Je ne sais l'heure où je suis né
Je ne suis allègre ou peiné
Ni sauvage ni pensionné
Legs initial
De nuit qu’une fée a donné
Du haut d'un val

Ne sais quand me suis endormi
Ni si je veille à moins déni
Guère mon cœur serait puni
Sans deuil ni mal
Aussi peu que d’une fourmi
Par Saint Martial

Je suis malade et crois mourir
Selon ce que j’en puisse ouïr
Qu’un médecin j’aille quérir
Hasard crucial
Il sera bon à me guérir
Sinon létal

Mon amie est qui je ne sais
Jamais ne nous sommes croisés
N’a rien de plaisant ni mauvais
Ça m’est égal
N’existe Normand ni Français
En mon journal

Je ne l’ai vue et l’aime fort
Qui ne m’a fait ni bien ni tort
Sans différend et sans accord
Fi d’animal
D’une autre noble beauté sort
Amour fatal

J’ignore où ses pénates sont
Dans une plaine ou sur un mont
Et je tairai ce heurt profond
Entracte oral
Qu’elle ne suive où mes pas vont
De son local

Le vers fait par je ne sais qui
Je le transmettrai vers celui
Qui le transmettra par autrui
À Sourdeval
Qui me transmet hors son étui
La clé du bal

Réécriture d'après Guillaume d’Aquitaine, "premier troubadour en date et en qualité" dit Bernard Delvaille (Mille et cent ans de poésie française - Laffont 1991).
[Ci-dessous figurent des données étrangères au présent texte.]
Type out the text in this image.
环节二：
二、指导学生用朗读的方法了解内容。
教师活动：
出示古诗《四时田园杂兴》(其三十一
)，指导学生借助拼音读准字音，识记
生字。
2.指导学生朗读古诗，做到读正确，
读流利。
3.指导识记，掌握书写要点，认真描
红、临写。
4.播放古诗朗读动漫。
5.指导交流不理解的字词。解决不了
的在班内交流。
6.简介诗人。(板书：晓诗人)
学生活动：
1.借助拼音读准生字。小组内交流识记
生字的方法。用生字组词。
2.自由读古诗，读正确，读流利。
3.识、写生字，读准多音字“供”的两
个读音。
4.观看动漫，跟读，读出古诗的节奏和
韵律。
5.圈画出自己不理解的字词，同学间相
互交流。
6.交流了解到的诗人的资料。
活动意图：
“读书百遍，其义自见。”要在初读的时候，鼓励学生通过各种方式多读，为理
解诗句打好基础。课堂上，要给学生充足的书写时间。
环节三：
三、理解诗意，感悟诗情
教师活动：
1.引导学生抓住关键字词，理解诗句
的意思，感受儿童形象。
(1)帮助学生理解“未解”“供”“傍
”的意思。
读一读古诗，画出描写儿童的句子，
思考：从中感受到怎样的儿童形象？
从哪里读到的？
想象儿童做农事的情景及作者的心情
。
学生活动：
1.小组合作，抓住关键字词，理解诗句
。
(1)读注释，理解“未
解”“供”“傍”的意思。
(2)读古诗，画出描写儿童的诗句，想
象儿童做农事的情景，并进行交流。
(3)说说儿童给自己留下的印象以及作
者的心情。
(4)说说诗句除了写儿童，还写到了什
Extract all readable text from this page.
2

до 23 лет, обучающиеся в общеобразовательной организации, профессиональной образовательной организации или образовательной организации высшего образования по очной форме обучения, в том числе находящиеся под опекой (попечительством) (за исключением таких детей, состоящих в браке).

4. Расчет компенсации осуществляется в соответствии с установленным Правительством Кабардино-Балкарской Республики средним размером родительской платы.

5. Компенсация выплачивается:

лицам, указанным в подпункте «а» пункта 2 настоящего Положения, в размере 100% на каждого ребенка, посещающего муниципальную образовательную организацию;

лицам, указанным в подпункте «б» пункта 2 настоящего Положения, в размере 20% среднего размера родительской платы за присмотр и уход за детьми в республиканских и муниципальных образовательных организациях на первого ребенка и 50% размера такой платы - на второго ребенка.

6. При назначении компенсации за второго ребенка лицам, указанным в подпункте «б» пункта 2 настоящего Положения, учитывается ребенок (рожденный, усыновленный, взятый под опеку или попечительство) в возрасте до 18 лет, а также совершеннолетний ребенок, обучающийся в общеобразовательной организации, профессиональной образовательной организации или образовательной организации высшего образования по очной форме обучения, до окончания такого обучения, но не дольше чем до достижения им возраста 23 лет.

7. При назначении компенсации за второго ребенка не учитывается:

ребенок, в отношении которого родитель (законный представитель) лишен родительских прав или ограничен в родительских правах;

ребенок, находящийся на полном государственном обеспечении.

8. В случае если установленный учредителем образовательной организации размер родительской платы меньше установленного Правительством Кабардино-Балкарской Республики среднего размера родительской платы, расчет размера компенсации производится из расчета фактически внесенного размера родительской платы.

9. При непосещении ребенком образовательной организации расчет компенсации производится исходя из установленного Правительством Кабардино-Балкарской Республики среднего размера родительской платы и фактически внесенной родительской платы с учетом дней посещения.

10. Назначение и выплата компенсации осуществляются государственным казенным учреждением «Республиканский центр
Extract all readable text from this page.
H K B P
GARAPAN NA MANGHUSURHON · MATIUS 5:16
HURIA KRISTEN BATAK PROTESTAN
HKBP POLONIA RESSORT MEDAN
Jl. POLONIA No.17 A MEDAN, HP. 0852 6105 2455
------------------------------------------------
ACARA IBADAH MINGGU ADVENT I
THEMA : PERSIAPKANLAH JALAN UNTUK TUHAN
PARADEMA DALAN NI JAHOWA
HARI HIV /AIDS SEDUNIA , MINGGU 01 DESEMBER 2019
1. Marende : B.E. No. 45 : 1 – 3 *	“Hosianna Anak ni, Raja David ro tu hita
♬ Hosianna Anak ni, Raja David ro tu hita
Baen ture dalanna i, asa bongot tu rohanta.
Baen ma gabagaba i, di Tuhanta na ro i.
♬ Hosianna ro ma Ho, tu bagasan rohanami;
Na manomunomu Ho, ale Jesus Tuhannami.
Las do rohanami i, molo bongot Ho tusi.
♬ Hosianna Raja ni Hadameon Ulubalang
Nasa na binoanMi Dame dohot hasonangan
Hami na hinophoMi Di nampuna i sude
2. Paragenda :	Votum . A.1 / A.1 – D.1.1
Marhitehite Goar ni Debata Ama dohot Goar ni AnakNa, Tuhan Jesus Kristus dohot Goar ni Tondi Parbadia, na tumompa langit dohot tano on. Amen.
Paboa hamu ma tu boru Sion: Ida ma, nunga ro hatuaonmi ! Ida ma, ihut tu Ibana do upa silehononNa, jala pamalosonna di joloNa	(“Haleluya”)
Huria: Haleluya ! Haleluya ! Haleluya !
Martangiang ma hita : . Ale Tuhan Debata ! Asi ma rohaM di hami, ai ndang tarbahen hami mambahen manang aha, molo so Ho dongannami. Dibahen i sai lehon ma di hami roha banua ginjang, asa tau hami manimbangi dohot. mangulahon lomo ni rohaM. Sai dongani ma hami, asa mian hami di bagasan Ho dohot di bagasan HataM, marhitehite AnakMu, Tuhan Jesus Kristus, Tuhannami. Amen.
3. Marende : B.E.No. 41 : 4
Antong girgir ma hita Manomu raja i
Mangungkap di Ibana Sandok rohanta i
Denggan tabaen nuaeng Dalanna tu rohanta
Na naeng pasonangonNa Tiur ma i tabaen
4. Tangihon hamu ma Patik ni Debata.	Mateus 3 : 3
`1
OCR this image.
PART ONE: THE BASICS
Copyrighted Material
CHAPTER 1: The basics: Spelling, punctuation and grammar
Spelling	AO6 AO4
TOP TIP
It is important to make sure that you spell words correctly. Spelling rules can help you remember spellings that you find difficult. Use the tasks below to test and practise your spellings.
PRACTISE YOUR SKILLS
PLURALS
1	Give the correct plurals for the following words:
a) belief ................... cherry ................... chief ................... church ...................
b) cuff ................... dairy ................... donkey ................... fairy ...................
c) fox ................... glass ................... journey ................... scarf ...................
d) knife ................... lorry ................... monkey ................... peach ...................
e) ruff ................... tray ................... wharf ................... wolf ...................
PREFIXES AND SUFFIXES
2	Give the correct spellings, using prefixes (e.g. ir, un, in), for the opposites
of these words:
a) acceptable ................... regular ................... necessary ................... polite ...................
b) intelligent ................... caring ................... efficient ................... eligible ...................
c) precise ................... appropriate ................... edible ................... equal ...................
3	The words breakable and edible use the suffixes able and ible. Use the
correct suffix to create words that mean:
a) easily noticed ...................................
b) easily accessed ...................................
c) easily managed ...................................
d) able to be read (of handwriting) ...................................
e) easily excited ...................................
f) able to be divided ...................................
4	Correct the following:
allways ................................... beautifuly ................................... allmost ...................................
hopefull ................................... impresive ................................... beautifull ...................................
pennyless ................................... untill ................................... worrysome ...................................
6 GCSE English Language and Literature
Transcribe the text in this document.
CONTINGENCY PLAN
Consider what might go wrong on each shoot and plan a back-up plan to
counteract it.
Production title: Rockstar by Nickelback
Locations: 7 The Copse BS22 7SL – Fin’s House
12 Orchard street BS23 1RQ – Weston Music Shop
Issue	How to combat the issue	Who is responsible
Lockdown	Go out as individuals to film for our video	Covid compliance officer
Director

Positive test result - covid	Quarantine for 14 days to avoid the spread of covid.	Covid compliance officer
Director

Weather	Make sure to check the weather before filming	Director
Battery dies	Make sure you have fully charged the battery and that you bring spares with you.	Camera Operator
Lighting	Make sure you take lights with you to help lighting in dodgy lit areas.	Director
Marcel - ici Martial - Sourdeval, dédicataire, est un contemporain qui vécut à Lille.

Caractéristiques de l’original, restaurées au prix d'infimes trahisons :
- strophes en 8 8 8 4 8 4 syllabes,
- rime constante (en -al) des tétrasyllabes (en -au à l’origine),
- rime unique des octosyllabes d’une même strophe.

Premiers vers lyriques signés dans une langue moderne, autour de l’an 1100, période cruciale pas seulement en littérature, puisque l’écriture musicale passe alors du statut d’aide-mémoire à celui d’outil de création. C'est l’acte de naissance de la composition comme moment autonome à distance de l'interprétation, singularité de la musique occidentale. Or, en écho aux mots "quelque peu sibyllins" d'Apollinaire : Tu ne connaîtras jamais bien / les / Mayas, entendrons-nous jamais chanter Guillaume d'Aquitaine ?

Lusina trouve « dans la poésie de Mallarmé de constantes allusions aux troubadours - ne serait-ce que le coup de dés… »
Tiens,

Je ferai un vers de pur rien
Ne sera sur moi ni sur personne

n'appelle-t-il en écho, à 800 ans de là :

Rien cette écume vierge vers

par quoi commence le sonnet intitulé Salut ?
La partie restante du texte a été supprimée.